Advertisement

Worms in the Apple

Share

THE PHENOMENAL POPULARITY of the iPod is matched only by the ambition of the company that makes it. But as Apple Computer tries to push its devices and computers into the living room and beyond, it is facing many of the same risks that have long plagued PCs. And those risks should concern the hundreds of millions of Americans who watch TV, not just the few thousand who watch TV on an iPod.

Apple’s computers have long been a haven, untouched by the viruses, spyware and other malicious software (a.k.a. “malware”) that pose a constant threat to computers running Microsoft Windows. Apple zealots argue that the Mac’s latest operating system is fundamentally more secure than Windows. Some security experts counter that the Mac’s resistance to attack hasn’t really been tested because most virus writers haven’t bothered to develop Mac versions of their vile handiwork.
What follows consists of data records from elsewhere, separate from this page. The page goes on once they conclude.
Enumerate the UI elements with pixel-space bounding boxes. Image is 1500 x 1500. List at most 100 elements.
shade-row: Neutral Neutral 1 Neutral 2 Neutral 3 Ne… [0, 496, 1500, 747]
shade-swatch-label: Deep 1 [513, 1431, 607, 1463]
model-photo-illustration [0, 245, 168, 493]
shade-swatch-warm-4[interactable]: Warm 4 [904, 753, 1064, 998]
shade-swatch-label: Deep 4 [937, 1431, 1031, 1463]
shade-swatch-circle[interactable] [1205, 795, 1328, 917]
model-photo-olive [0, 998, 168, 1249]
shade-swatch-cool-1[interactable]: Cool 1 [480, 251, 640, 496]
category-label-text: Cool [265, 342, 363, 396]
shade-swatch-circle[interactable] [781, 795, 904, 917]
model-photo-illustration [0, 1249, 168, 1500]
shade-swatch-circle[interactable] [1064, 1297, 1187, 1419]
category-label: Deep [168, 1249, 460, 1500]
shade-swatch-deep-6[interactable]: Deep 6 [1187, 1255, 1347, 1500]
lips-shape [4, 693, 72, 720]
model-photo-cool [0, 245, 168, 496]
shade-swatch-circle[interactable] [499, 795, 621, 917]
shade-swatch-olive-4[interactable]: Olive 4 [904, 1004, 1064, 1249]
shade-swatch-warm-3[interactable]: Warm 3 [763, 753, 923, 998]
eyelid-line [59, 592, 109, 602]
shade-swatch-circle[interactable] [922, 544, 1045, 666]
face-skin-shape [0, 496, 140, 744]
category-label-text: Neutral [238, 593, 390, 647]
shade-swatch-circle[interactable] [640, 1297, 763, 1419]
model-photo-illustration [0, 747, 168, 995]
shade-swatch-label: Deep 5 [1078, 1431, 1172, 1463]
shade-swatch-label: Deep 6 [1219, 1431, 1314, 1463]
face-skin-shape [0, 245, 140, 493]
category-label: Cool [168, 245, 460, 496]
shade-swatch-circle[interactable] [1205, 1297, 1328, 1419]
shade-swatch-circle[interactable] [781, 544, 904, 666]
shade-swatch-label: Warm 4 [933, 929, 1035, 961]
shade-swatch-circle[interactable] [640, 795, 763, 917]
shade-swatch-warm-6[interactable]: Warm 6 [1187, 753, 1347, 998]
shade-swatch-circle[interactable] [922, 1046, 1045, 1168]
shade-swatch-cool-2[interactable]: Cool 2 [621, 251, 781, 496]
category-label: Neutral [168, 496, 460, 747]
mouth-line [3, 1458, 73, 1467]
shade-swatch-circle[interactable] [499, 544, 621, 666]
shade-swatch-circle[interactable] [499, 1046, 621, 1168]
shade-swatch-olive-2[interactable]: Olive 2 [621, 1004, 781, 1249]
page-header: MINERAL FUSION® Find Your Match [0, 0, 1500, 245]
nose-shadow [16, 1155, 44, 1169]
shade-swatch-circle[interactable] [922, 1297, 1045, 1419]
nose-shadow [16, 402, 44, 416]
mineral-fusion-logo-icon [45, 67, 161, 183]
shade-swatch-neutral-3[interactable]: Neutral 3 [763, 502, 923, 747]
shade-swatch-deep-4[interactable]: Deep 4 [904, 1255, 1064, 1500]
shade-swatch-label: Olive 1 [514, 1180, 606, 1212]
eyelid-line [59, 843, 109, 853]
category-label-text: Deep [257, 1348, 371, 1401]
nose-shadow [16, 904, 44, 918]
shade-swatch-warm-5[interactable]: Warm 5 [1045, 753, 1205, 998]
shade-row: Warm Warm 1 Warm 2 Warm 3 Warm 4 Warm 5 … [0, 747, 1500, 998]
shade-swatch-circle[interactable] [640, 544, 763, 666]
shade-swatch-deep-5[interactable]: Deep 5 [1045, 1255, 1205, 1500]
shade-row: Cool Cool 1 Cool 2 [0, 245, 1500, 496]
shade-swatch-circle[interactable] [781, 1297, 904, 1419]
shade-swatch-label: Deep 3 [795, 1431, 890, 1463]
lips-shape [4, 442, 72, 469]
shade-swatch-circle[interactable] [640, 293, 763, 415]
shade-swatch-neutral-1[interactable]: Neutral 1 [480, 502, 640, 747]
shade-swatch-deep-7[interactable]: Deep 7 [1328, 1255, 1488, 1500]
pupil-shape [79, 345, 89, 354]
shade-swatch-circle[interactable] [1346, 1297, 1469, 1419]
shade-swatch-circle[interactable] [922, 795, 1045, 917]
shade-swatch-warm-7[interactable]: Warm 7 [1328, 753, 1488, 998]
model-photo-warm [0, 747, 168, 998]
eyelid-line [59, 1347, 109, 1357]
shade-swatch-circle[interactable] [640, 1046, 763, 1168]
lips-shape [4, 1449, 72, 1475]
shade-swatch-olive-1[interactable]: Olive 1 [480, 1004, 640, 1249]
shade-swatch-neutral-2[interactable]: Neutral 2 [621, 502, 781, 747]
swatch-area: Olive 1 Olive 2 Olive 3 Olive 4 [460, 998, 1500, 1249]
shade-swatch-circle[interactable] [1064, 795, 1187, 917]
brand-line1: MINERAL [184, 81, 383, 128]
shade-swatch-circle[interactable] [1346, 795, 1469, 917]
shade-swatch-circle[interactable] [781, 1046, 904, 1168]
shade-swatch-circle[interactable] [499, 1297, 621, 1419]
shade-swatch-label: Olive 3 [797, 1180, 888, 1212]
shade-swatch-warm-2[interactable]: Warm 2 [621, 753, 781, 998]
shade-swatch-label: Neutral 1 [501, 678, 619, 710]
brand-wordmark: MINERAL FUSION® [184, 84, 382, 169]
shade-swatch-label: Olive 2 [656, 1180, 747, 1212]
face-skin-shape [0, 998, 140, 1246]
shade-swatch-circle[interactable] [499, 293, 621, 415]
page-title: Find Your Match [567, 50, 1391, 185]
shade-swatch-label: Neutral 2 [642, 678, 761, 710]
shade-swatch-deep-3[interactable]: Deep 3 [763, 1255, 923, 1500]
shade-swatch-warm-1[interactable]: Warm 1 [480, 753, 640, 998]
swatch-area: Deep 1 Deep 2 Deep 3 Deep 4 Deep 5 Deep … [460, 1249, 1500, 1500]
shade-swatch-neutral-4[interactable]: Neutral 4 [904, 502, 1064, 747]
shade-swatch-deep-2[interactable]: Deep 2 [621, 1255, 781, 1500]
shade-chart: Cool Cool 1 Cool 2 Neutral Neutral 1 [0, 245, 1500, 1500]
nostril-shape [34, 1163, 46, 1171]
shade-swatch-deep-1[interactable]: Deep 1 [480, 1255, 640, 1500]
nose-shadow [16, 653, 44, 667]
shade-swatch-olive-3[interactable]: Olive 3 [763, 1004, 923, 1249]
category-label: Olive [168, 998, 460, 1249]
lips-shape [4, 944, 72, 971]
That’s starting to change. Computer security firms recently reported the first two Mac worms -- malware that transmits itself automatically from computer to computer. They also reported a flaw in the latest Mac operating system that raised the chilling possibility of Web surfers being surreptitiously infected with software that hijacked their computers.

Advertisement

The situation is hardly as dire for Macs as it is for Windows PCs. There, the virus-writing craft has shifted from pranksters to profiteers, who make money by having armies of infected computers churn out spam, search for personal data or shut down websites. Nevertheless, the implication of the latest attacks is clear: No computer is really safe. And the biggest vulnerability isn’t insecure operating systems, it’s gullible users who install malicious software on their own machines -- either because they are duped or, in the case of many spyware programs, they want to get something for nothing.

The stakes will get bigger as computers make their way from the den into the living room. This week Apple introduced an iPod-powered boombox and two Macs that can integrate a TV set into a computer network, allowing TVs to play videos or songs stored anywhere in the home. Microsoft has been trying for years to get into the home entertainment center, but Apple’s knack for usability and its design flair more than offset its rival’s head start.

Once millions of homes have computers powering their audiovisual systems, count on malicious coders to try to fill the TV screen with unwanted commercials and pop-up come-ons for knives that never need sharpening and investment schemes in Nigeria. Whether they succeed will depend not just on the operating systems in use but on how careful people are. Mac users, you’ve been warned.